Meat-heavy diets aren't great for adults, either: In 2009, a landmark National Cancer Institute study of 500,000 Americans between the ages of 50 and 71 found that people who eat a quarter-pound of red meat or processed meat every day were 30 percent more likely to die in the 10 years of the study than those who ate 5 ounces of red meat or less per week. Compare that to research about vegetarian Seventh-Day Adventists, many of whom live significantly longer than the average American.
So, how much meat is too much? Americans eat about eight ounces of meat every day, more than twice the rest of the world's average. Most health experts agree that's too much (and in addition to being unhealthy, mass production and consuming this much meat has major environmental consequences). You can find current USDA guidelines for meat consumption here (generally five to seven ounces of meat or beans a day for adults, less for kids depending on age and size), but some some people think those recommendations are suspiciously high: Marion Nestle writes about agriculture lobby groups' influence over the USDA dietary recommendations in her book Food Politics: How the Food Industry Influences Nutrition and Health.

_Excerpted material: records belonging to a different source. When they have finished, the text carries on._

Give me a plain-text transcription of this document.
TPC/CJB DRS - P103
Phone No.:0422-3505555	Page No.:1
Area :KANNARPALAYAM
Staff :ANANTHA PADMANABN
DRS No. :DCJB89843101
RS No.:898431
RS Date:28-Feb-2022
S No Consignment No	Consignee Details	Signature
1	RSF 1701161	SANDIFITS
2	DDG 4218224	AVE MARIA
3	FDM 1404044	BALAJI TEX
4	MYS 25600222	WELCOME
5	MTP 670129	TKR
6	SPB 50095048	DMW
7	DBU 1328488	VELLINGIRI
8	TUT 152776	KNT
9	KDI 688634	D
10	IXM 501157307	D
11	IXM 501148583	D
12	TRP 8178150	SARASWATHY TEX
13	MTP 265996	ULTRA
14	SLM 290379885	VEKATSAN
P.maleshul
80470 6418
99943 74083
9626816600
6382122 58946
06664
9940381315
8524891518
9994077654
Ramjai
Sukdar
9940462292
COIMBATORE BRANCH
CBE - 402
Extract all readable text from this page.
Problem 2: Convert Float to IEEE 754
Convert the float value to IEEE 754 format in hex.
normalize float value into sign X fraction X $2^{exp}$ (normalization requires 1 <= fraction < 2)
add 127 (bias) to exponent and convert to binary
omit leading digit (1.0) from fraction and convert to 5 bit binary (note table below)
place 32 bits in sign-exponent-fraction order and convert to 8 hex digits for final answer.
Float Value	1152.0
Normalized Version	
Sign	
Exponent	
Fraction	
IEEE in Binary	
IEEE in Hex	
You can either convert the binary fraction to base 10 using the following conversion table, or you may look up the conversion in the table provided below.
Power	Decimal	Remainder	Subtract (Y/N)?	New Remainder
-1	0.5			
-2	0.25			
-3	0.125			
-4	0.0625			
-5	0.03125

But you don't have to swear off summer barbecues, either. As a rule of thumb, nutritionist Dawn Jackson Blatner, proponent of the light-on-meat flexitarian diet, recommends thinking of meat as "condiment instead of a large-meal focal point." Aspiring flexitarians, she says, should aim for two meatless days per week.

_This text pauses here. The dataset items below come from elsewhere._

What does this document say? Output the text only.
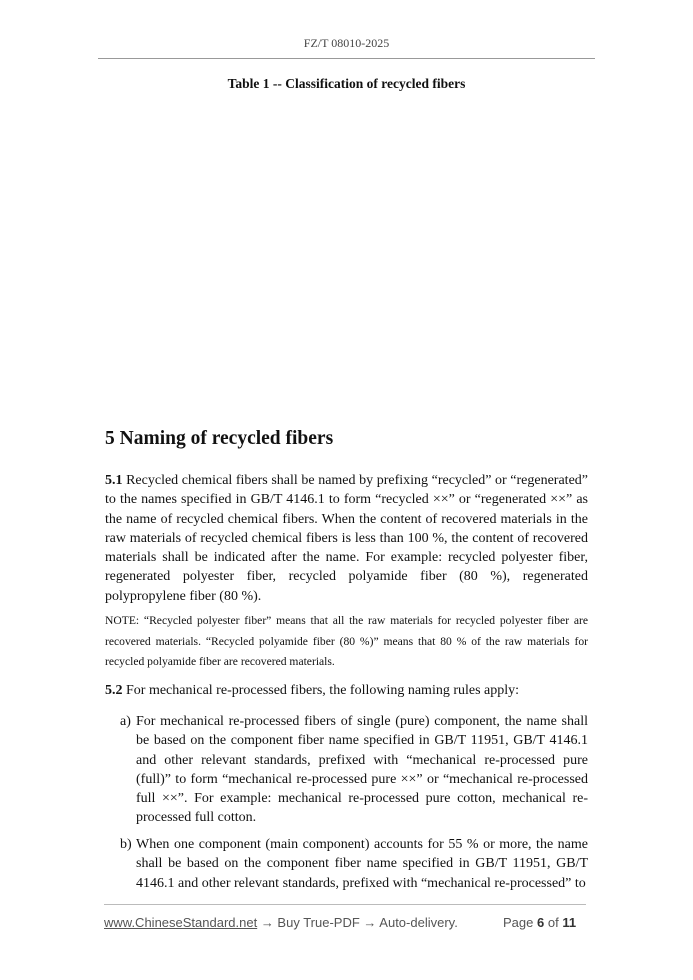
FZ/T 08010-2025
Table 1 -- Classification of recycled fibers
5 Naming of recycled fibers

5.1 Recycled chemical fibers shall be named by prefixing “recycled” or “regenerated” to the names specified in GB/T 4146.1 to form “recycled ××” or “regenerated ××” as the name of recycled chemical fibers. When the content of recovered materials in the raw materials of recycled chemical fibers is less than 100 %, the content of recovered materials shall be indicated after the name. For example: recycled polyester fiber, regenerated polyester fiber, recycled polyamide fiber (80 %), regenerated polypropylene fiber (80 %).

NOTE: “Recycled polyester fiber” means that all the raw materials for recycled polyester fiber are recovered materials. “Recycled polyamide fiber (80 %)” means that 80 % of the raw materials for recycled polyamide fiber are recovered materials.

5.2 For mechanical re-processed fibers, the following naming rules apply:

a) For mechanical re-processed fibers of single (pure) component, the name shall be based on the component fiber name specified in GB/T 11951, GB/T 4146.1 and other relevant standards, prefixed with “mechanical re-processed pure (full)” to form “mechanical re-processed pure ××” or “mechanical re-processed full ××”. For example: mechanical re-processed pure cotton, mechanical re-processed full cotton.
b) When one component (main component) accounts for 55 % or more, the name shall be based on the component fiber name specified in GB/T 11951, GB/T 4146.1 and other relevant standards, prefixed with “mechanical re-processed” to
www.ChineseStandard.net → Buy True-PDF → Auto-delivery.	Page 6 of 11
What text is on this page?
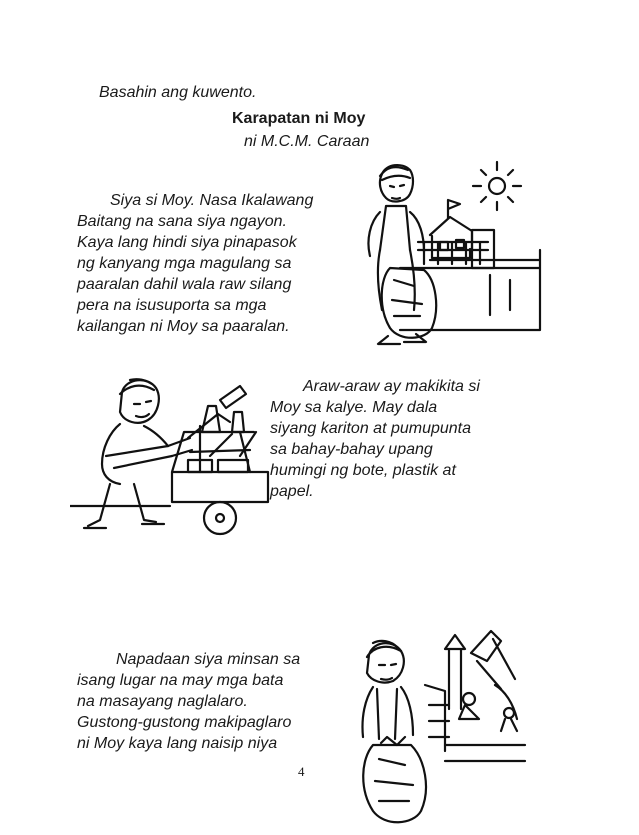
Basahin ang kuwento.
Karapatan ni Moy
ni M.C.M. Caraan
Siya si Moy. Nasa Ikalawang
Baitang na sana siya ngayon.
Kaya lang hindi siya pinapasok
ng kanyang mga magulang sa
paaralan dahil wala raw silang
pera na isusuporta sa mga
kailangan ni Moy sa paaralan.
Araw-araw ay makikita si
Moy sa kalye. May dala
siyang kariton at pumupunta
sa bahay-bahay upang
humingi ng bote, plastik at
papel.
Napadaan siya minsan sa
isang lugar na may mga bata
na masayang naglalaro.
Gustong-gustong makipaglaro
ni Moy kaya lang naisip niya
4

In addition to limiting overall meat consumption, Imogen Rogers, a lead author on the UK study, notes that the World Cancer Research Fund recommends avoiding processed meat (such as ham and bacon), which has been linked to increased cancer risks. "Processed meat is also very high in salt, and at least in the UK the vast majority of children consume well in excess of the recommended maximum salt intakes," says Rogers. The National Cancer Institute also warns against eating meat cooked at high temperatures. "The way people cook red meat is usually by grilling, barbequing or frying," says Jie Lin, an epidemiologist at the University of Texas. "No matter what types of meat—red meat or white—if cooked under high temperature, generate HCAs that could lead to cancer."
Interested in cutting back on meat? Check out the Meatless Monday campaign, an initiative by the Johns Hopkins Bloomberg School of Public Health aimed at reducing Americans' meat consumption by 15 percent.